Em vez de aula, revisão de conteúdo
Levantamento realizado em 11 estados e no Distrito Federal mostra que 80 escolas transformaram o 3º ano do ensino médio em uma etapa de preparação para o Enem
Marina Kuzuyabu
Criado para ser um instrumento de avaliação da qualidade do ensino médio, o Exame Nacional do Ensino Médio (Enem) se converteu hoje em um sistema de ranqueamento de escolas públicas e privadas, segundo o especialista em legislação de ensino Moaci Alves Carneiro. “O Ministério da Educação (MEC) não sabe o que fazer com os dados, que deveriam ser usados para reverter as fragilidades e deformações expostas. Desse ponto de vista, é uma avaliação inútil, que não serve para orientar”, acrescenta o ex-diretor do Fundo Nacional de Desenvolvimento de Educação (FNDE) e consultor de órgãos como o Ministério da Educação (MEC), o Conselho Nacional de Secretários de Educação (Consed) e Conselho de Reitores das Universidades Brasileiras (Crub).
Em vez de ser corrigida, essa distorção está provocando outra deformação, que é a decisão de algumas escolas de focar seus esforços na preparação dos alunos para o exame. Levantamento feito pelo Laboratório de Estudos Interdisciplinares (LEI), grupo independente criado há quase cinco anos para produzir pesquisas na área da educação, identificou 80 escolas que transformaram o 3º ano do ensino médio em uma etapa de revisão para o Enem.
Carneiro, que é um dos integrantes do grupo sediado em Brasília (DF), informa que a maioria das instituições está localizada nos estados de São Paulo, Rio de Janeiro e Minas Gerais. O nome das escolas não foi e nem será divulgado sob o argumento de que o objetivo não é expor as escolas, mas sim apontar o problema.
A pesquisa foi feita pelos próprios pesquisadores do laboratório – quase todos professores doutores aposentados –, em 11 estados brasileiros, além do Distrito Federal. Em cada local, foram analisadas 12 escolas, sendo seis particulares, quatro estaduais públicas e duas estaduais federais.
Entre as particulares, verificou-se que 92% delas estão usando o último ano para preparar os estudantes para o Enem. Entre as públicas estaduais, esse percentual é de 12% e, nas federais, de 78%. “Essas escolas estão organizando o ensino médio à margem da legislação. A Lei de Diretrizes e Bases (LDB) diz que a duração dessa etapa deve ser de no mínimo três anos, mas o que está acontecendo é a concentração do currículo em dois anos. Estamos encurtando o tempo de formação”, alerta.

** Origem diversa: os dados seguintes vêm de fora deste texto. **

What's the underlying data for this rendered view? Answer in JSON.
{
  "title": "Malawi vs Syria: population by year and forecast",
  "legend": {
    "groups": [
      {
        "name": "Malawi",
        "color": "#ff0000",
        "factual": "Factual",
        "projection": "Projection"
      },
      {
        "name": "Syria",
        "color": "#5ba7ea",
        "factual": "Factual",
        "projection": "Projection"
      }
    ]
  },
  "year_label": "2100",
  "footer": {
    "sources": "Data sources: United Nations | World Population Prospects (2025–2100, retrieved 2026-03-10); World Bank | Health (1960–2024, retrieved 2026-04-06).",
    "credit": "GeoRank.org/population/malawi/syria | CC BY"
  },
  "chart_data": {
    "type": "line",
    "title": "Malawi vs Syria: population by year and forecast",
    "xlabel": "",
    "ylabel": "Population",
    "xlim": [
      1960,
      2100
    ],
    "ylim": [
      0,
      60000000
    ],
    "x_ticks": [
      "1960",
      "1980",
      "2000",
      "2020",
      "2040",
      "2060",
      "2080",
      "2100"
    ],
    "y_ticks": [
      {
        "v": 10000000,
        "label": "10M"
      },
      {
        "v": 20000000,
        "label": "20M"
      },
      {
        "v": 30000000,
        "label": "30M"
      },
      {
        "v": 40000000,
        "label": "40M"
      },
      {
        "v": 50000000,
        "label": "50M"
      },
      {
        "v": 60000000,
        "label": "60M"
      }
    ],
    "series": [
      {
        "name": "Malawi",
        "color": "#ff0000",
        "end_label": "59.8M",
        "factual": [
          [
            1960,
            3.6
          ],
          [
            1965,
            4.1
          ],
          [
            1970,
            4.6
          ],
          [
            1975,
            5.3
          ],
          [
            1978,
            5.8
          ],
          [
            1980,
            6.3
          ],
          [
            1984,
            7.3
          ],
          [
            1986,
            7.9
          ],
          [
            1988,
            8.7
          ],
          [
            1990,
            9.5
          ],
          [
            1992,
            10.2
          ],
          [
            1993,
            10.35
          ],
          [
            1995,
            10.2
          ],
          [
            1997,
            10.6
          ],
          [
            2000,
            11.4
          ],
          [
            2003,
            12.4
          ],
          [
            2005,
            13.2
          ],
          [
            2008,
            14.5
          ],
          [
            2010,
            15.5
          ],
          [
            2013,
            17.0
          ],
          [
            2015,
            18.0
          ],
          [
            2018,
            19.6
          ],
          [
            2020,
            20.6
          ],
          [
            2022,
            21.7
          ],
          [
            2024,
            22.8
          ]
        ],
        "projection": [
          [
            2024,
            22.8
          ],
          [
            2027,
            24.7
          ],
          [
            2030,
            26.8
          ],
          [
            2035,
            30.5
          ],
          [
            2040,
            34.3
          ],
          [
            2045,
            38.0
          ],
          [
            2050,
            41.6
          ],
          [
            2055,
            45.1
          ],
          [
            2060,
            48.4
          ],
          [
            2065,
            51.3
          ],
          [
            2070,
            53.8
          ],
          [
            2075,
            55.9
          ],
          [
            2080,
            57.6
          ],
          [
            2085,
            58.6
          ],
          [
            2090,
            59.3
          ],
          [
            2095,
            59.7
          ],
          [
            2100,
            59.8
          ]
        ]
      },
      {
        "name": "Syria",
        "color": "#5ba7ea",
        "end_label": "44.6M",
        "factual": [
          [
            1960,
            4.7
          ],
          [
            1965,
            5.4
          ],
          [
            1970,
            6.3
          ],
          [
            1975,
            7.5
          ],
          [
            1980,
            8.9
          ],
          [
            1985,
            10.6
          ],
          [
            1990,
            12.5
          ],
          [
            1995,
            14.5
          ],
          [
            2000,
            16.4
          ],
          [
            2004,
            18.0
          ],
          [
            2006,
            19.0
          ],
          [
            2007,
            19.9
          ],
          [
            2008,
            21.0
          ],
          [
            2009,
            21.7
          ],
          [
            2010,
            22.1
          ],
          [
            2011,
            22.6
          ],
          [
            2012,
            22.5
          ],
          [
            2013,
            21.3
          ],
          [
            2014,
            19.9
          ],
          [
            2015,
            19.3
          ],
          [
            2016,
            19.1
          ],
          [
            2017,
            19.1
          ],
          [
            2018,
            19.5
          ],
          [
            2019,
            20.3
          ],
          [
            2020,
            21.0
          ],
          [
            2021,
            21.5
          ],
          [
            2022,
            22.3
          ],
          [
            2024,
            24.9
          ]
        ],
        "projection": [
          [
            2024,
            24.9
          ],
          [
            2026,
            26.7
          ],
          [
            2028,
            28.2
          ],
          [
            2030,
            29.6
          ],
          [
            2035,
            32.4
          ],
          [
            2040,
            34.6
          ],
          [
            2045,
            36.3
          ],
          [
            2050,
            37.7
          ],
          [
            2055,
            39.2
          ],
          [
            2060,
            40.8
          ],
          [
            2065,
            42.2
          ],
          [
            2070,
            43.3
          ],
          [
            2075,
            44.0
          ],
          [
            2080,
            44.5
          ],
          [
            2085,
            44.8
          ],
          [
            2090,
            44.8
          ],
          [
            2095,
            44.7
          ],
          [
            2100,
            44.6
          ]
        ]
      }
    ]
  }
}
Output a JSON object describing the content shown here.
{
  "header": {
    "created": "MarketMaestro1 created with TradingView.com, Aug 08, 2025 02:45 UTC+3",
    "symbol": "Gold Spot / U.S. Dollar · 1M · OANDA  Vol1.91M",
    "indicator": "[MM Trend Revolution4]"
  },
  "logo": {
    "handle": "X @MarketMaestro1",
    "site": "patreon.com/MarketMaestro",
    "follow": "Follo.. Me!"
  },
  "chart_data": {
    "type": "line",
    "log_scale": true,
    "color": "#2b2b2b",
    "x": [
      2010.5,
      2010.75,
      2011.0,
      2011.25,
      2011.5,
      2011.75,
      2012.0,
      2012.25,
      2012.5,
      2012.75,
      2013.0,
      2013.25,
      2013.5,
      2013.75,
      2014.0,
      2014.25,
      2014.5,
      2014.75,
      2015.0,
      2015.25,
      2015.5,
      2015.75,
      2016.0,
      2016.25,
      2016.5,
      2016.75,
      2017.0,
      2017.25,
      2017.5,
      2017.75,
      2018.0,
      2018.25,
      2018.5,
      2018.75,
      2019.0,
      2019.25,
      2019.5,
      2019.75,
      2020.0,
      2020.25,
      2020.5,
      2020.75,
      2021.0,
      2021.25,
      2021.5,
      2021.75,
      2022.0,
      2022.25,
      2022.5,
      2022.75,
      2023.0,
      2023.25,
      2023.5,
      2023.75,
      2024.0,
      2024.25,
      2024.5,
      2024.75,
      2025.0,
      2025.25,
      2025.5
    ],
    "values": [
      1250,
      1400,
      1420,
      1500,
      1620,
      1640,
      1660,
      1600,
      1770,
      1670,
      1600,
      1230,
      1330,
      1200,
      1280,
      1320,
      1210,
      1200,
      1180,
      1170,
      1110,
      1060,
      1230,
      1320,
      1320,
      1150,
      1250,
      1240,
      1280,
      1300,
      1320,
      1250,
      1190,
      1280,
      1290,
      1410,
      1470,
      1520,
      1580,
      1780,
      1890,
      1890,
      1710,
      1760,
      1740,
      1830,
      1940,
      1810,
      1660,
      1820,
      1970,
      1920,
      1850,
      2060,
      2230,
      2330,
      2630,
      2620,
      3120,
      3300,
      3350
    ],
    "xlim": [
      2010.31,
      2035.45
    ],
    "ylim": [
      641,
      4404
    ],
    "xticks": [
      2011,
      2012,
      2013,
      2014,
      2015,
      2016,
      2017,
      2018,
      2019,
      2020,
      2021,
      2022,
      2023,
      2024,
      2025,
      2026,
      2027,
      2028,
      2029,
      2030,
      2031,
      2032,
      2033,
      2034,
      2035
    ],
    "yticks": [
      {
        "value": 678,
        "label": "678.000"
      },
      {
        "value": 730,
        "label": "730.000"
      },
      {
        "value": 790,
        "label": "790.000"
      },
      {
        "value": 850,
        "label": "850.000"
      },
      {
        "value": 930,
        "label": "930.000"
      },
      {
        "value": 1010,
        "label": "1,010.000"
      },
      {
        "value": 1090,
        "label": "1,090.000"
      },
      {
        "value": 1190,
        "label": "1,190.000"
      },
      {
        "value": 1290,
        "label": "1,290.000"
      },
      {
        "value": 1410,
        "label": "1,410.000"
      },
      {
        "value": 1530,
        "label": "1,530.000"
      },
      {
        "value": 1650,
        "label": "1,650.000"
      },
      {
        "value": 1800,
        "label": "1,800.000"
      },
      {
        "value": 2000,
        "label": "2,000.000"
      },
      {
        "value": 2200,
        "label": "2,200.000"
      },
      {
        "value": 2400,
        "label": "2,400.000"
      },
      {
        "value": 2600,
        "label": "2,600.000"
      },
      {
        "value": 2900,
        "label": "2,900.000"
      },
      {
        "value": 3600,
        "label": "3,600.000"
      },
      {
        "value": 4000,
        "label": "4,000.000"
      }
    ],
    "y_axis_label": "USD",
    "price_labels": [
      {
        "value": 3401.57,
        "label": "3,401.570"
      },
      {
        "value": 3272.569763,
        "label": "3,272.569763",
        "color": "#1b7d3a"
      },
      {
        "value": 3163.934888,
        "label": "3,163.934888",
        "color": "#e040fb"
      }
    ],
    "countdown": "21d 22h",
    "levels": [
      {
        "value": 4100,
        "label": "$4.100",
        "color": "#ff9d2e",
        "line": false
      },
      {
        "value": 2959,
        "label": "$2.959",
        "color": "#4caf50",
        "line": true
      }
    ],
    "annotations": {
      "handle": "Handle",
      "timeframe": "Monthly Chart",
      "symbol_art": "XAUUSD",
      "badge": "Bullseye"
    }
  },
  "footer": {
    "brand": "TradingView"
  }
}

O mapeamento também verificou que o conteúdo do Enem se tornou o elemento de referência para as escolas, que desde o 1º ano, no caso das instituições privadas, se planejam para ensinar ao aluno o que vai na cair na prova. “Contrariamente às orientações do MEC, as escolas estão esquartejando o currículo do ensino médio”, enfatiza.
Como avaliar sistemas desiguais
Como instrumento de avaliação, o Enem também é criticado por não considerar as diferenças existentes entre as redes de escolas. “Não temos no Brasil um sistema de ensino, mas redes de escolas que vivem em realidades discrepantes. Cada vez que sai o resultado do Enem se vê uma profunda penalização das escolas públicas e seus professores”, fala Carneiro. O especialista acredita que deveriam ser criadas formas de avaliação que contemplassem essas diferenças, pois a adoção de um único parâmetro produz e continuará produzindo injustiças.
Outro desafio é aproximar os professores da avaliação, o que poderia ser feito via Consed e União Nacional dos Dirigentes Municipais de Educação (Undime). “O professor, que muitas vezes é informado dos resultados de sua escola pela imprensa, não se vê implicado no processo, uma vez que ele não participou da elaboração do sistema de avaliação, nem de maneira indireta”, relata.
No ano passado, mais de 7 milhões de estudantes prestaram a prova, 23% a mais que em 2012. Além de medir o conhecimento dos alunos e, consequentemente, a qualidade das escolas, a prova também é usada pelos estudantes para obter o diploma do ensino médio e para o acesso a universidades.